460. Instrumental Music Education Seminar and Practicum (4) Practical application of methods and techniques for teaching instrumental music in school settings. Students will work in a local school instrumental program under the guidance of the professor and on-site teacher. Teaching and directing jazz bands and marching bands, and creating marching drills will also be covered. Pre-requisites: Music Education 450, successful completion of the Class Piano Barrier, and admission to Teacher Education Program.

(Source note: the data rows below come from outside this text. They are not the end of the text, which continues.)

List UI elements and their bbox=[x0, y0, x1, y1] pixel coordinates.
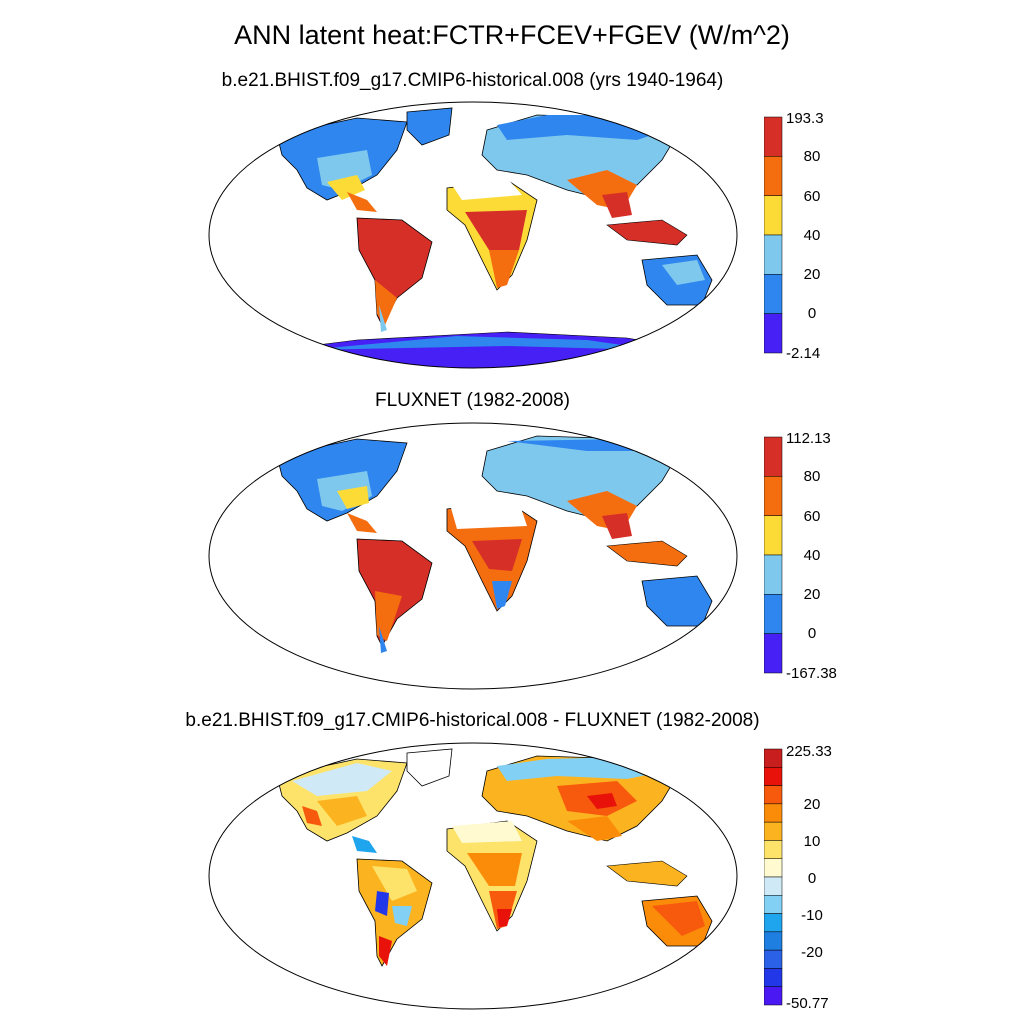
panel-3-colorbar: 225.33 20 10 0 -10 -20 -50.77 bbox=[764, 746, 832, 1011]
colorbar-box bbox=[764, 895, 783, 914]
colorbar-tick-label: 40 bbox=[804, 547, 821, 564]
colorbar-tick-label: 10 bbox=[804, 833, 821, 850]
colorbar-tick-label: 40 bbox=[804, 227, 821, 244]
panel-1-map bbox=[208, 101, 738, 369]
colorbar-box bbox=[764, 803, 783, 823]
colorbar-box bbox=[764, 476, 783, 516]
colorbar-max-label: 193.3 bbox=[786, 113, 824, 127]
colorbar-box bbox=[764, 116, 783, 157]
colorbar-tick-label: 80 bbox=[804, 148, 821, 165]
colorbar-box bbox=[764, 594, 783, 634]
colorbar-tick-label: 60 bbox=[804, 188, 821, 205]
colorbar-tick-label: 0 bbox=[808, 305, 816, 322]
figure-title: ANN latent heat:FCTR+FCEV+FGEV (W/m^2) bbox=[234, 20, 790, 50]
panel-1-title: b.e21.BHIST.f09_g17.CMIP6-historical.008… bbox=[221, 70, 724, 91]
colorbar-tick-label: 80 bbox=[804, 468, 821, 485]
colorbar-box bbox=[764, 968, 783, 987]
colorbar-box bbox=[764, 913, 783, 933]
colorbar-tick-label: 0 bbox=[808, 870, 816, 887]
panel-3-map bbox=[208, 742, 738, 1010]
colorbar-min-label: -2.14 bbox=[786, 345, 820, 362]
colorbar-box bbox=[764, 554, 783, 595]
colorbar-max-label: 112.13 bbox=[786, 433, 831, 447]
colorbar-tick-label: 20 bbox=[804, 266, 821, 283]
colorbar-box bbox=[764, 821, 783, 841]
colorbar-tick-label: 60 bbox=[804, 508, 821, 525]
colorbar-box bbox=[764, 931, 783, 951]
colorbar-box bbox=[764, 986, 783, 1006]
colorbar-box bbox=[764, 785, 783, 805]
panel-2-colorbar: 112.13 80 60 40 20 0 -167.38 bbox=[764, 433, 837, 682]
colorbar-tick-label: 20 bbox=[804, 796, 821, 813]
panel-1-colorbar: 193.3 80 60 40 20 0 -2.14 bbox=[764, 113, 824, 362]
colorbar-box bbox=[764, 767, 783, 786]
colorbar-box bbox=[764, 156, 783, 196]
colorbar-box bbox=[764, 949, 783, 969]
colorbar-box bbox=[764, 876, 783, 896]
colorbar-box bbox=[764, 840, 783, 859]
colorbar-box bbox=[764, 195, 783, 236]
colorbar-box bbox=[764, 313, 783, 354]
panel-3-title: b.e21.BHIST.f09_g17.CMIP6-historical.008… bbox=[185, 710, 760, 731]
colorbar-box bbox=[764, 515, 783, 556]
colorbar-box bbox=[764, 858, 783, 878]
panel-2-title: FLUXNET (1982-2008) bbox=[374, 390, 571, 411]
panel-2-map bbox=[208, 422, 738, 690]
colorbar-box bbox=[764, 633, 783, 674]
colorbar-tick-label: 0 bbox=[808, 625, 816, 642]
colorbar-min-label: -50.77 bbox=[786, 995, 829, 1011]
colorbar-box bbox=[764, 748, 783, 768]
colorbar-box bbox=[764, 234, 783, 275]
colorbar-tick-label: 20 bbox=[804, 586, 821, 603]
colorbar-box bbox=[764, 274, 783, 314]
colorbar-box bbox=[764, 436, 783, 477]
colorbar-max-label: 225.33 bbox=[786, 746, 832, 760]
colorbar-tick-label: -20 bbox=[801, 944, 823, 961]
colorbar-tick-label: -10 bbox=[801, 907, 823, 924]
colorbar-min-label: -167.38 bbox=[786, 665, 837, 682]
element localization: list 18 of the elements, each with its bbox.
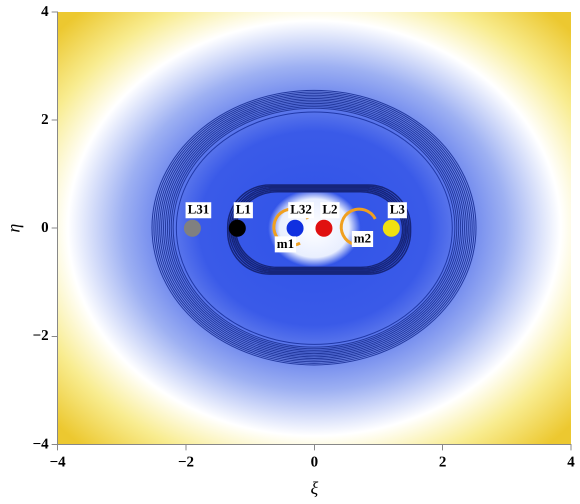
x-tick-label: 0 <box>310 454 318 470</box>
x-tick-label: 4 <box>567 454 576 470</box>
y-tick-label: 2 <box>41 112 49 128</box>
series-label: L31 <box>188 202 210 217</box>
y-tick-label: −2 <box>32 328 49 344</box>
x-axis-title: ξ <box>310 478 318 498</box>
series-label: L2 <box>322 202 338 217</box>
y-tick-label: 4 <box>41 4 50 20</box>
y-tick-label: 0 <box>41 220 49 236</box>
series-label: L32 <box>290 202 312 217</box>
x-tick-label: −2 <box>178 454 194 470</box>
y-axis-title: η <box>4 224 24 233</box>
annotation: m1 <box>276 236 294 251</box>
series-label: L1 <box>236 202 251 217</box>
annotation: m2 <box>354 230 372 246</box>
x-tick-label: 2 <box>438 454 446 470</box>
y-tick-label: −4 <box>32 436 50 452</box>
series-label: L3 <box>390 202 406 217</box>
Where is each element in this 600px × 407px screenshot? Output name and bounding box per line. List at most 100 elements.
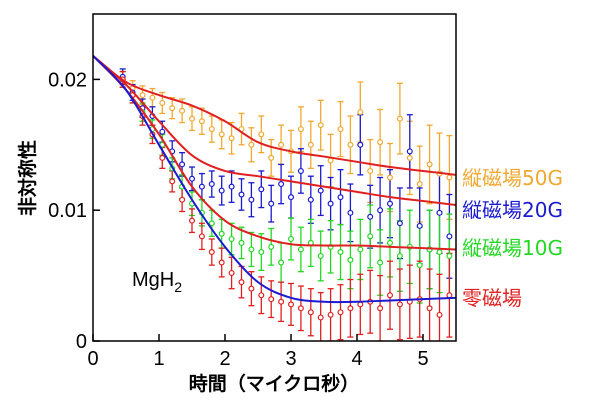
x-axis-title: 時間（マイクロ秒）	[189, 372, 360, 395]
y-tick-label: 0	[76, 331, 87, 353]
data-point	[238, 191, 245, 198]
data-point	[218, 259, 225, 266]
data-point	[307, 141, 314, 148]
data-point	[446, 292, 453, 299]
data-point	[297, 167, 304, 174]
data-point	[198, 118, 205, 125]
data-point	[297, 126, 304, 133]
data-point	[436, 249, 443, 256]
data-point	[268, 296, 275, 303]
data-point	[347, 209, 354, 216]
data-point	[387, 239, 394, 246]
data-point	[426, 305, 433, 312]
data-point	[436, 209, 443, 216]
data-point	[426, 161, 433, 168]
data-point	[396, 252, 403, 259]
data-point	[288, 301, 295, 308]
data-point	[218, 131, 225, 138]
data-point	[396, 220, 403, 227]
data-point	[416, 262, 423, 269]
x-tick-label: 3	[285, 348, 296, 370]
data-point	[228, 135, 235, 142]
y-tick-label: 0.01	[48, 200, 87, 222]
data-point	[357, 246, 364, 253]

461. Vocal Music Education Seminar and Practicum (2) A faculty-guided, field-based practicum which takes place mostly in a secondary music classroom where university students, university instructor and cooperating teacher plan, teach, reflect, and assess music education for the public school students in the class. Pre-requisites: Music Education 451, successful completion of the Class Piano Barrier, admission to Teacher Education Program.

470. Supervised Teaching (Elementary) (6) Fourteen weeks of full-time teaching experience in elementary public schools under direction of qualified cooperating teachers. Pre-requisites: Music Education 460 or 461, good standing in the teacher education program (see requirement for student teaching under School of Education – Student Teaching Experience), a minimum 2.7 GPA in music (excluding ensembles), and meet grade requirements in core music education classes.

471. Supervised Teaching (Secondary) (6) Fourteen weeks of full-time teaching experience in secondary public schools under the direction of qualified cooperating teachers. Pre-requisites: Music Education 460 or 461, good standing in the teacher education program (see requirement for student teaching under School of Education – Student Teaching Experience), a minimum 2.7 GPA in music (excluding ensembles), and meet grade requirements in core music education classes.

491-492. Independent Study in Music Education (1-3) In-depth study, individual research, and/or field study in areas of mutual interest to the student and the instructor. Pre-requisite: consent of the instructor and Department Chair.